Le traitement d'attaque des MIP est classiquement basé sur les corticostéroïdes. Cependant, même si la majorité des patients démontrent au moins une réponse partielle au traitement stéroïdien, la plupart nécessiteront par la suite l'adjonction d'un traitement adjuvant. L'administration de prednisone (0,5 à 1 mg/kg/
jour per os) est le traitement initial habituel. En cas de manifestations sévères ou d'association avec des atteintes extra-musculaires, telles qu'une fibrose pulmonaire, l'administration d'un traitement pulsé intraveineux de méthylprednisone (0,5 g/jour pendant trois jours par mois, durant trois mois consécutifs), peut permettre d'obtenir un contrôle plus rapide de la maladie.

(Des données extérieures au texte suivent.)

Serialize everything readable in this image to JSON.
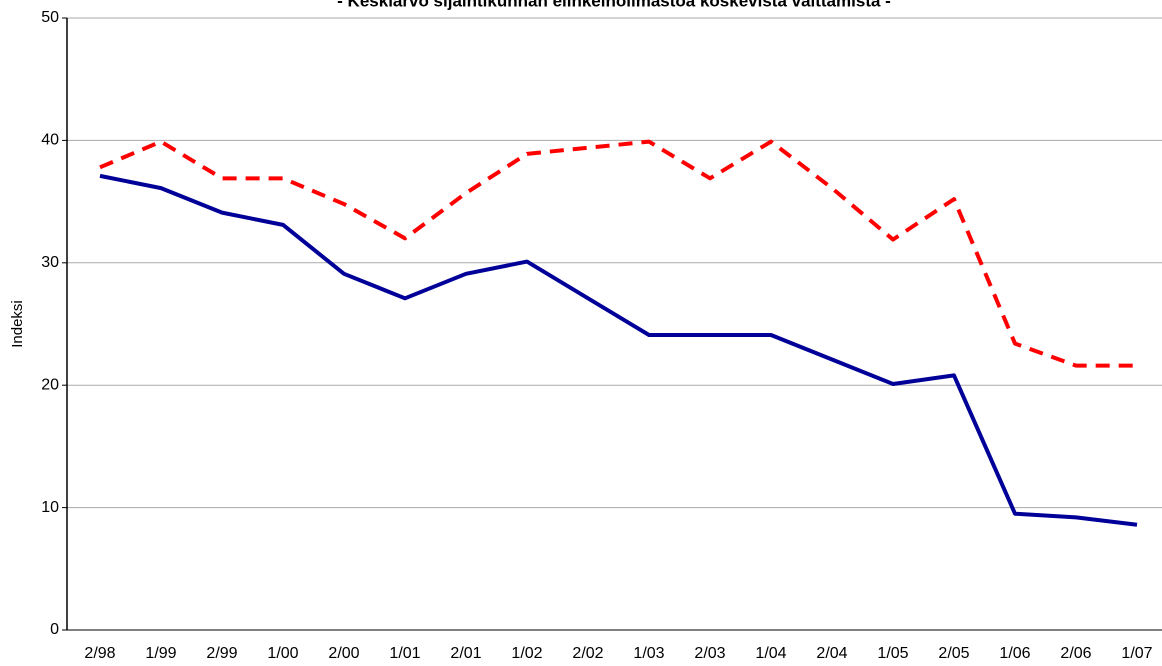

Le traitement d'entretien est basé sur la combinaison des corticostéroïdes avec des traitements immunosuppresseurs conventionnels tels que le méthotrexate (7,5 à 20 mg/sem), l'azathioprine (2 à 3 mg/kg/j) ou la ciclosporine A (2 à 3 mg/kg/j).9,10 L'indication au cyclophosphamide est limitée aux seules atteintes pulmonaires interstitielles montrant des signes d'inflammation aiguë, en raison de sa toxicité hématologique et de son potentiel oncogénique. De même, un certain nombre de patients avec atteinte pulmonaire répondent à la ciclosporine A et au tacrolimus.9,11 L'hydroxychloroquine peut s'avérer efficace dans le traitement de l'atteinte cutanée réfractaire.12 Enfin, les plasmaphérèses semblent inefficaces. L'utilité des immunoglobulines à haute dose (400 mg/j pendant 5 j/mois, pendant trois à six mois) dans le traitement de la DM a été établie dans une des rares études randomisées existantes,13 et l'amélioration peut, dans certains cas, être spectaculaire.
Le choix du ou de la combinaison de traitement doit tenir compte de l'hétérogénéité de présentation des PM/DM. Les motifs de rajout d'un second immunosuppresseur sont variables. Ils peuvent faire office d'épargneur de stéroïdes ou être nécessaires parce que la MIP échappe au traitement stéroïdien, qu'il soit à dose optimale ou lors d'un essai de sevrage. Il faut se rappeler que, contrairement à la majorité des DM et des PM, la myosite à inclusion est habituellement plus résistante aux divers traitements immunosuppresseurs.
Avant l'ère des corticothérapies, le pronostic des MIP était particulièrement défavorable. Les PM/DM de l'adulte, non associées à une néoplasie, ont désormais un pronostic relativement favorable, puisque le taux de survie à cinq ans avoisine les 90%. Habituellement, l'évolution des MCI est progressivement défavorable et peut conduire au décès par des troubles du rythme ou par broncho-aspiration. En présence d'une tumeur maligne, d'une fibrose pulmonaire, d'une dysphagie, d'un «overlap» avec la sclérodermie ou d'un auto-anticorps anti-SRP, le pronostic reste également plus réservé.
A signaler enfin, qu'un début brutal et très fébrile, une réponse insuffisante au traitement corticostéroïde de première ligne ou encore une instauration trop tardive du traitement, sont des facteurs qui assombrissent le pronostic de la maladie.
Les MIP sont une famille hétérogène de maladies systémiques caractérisées par une faiblesse musculaire proximale, d'éventuelles lésions dermatologiques typiques, une élévation des CK et des aldolases, des anormalités électromyographiques caractéristiques et d'un infiltrat inflammatoire pathognomonique dans les muscles striés. Les différentes entités composant les MIP, la PM, la DM et la MCI, ont des mécanismes pathogéniques et des évolutions différentes. L'évaluation du pronostic, la recherche d'une malignité sous-jacente et l'instauration rapide d'un traitement immunosuppresseur ciblé, représentent un défi dans la prise en charge de ces patients.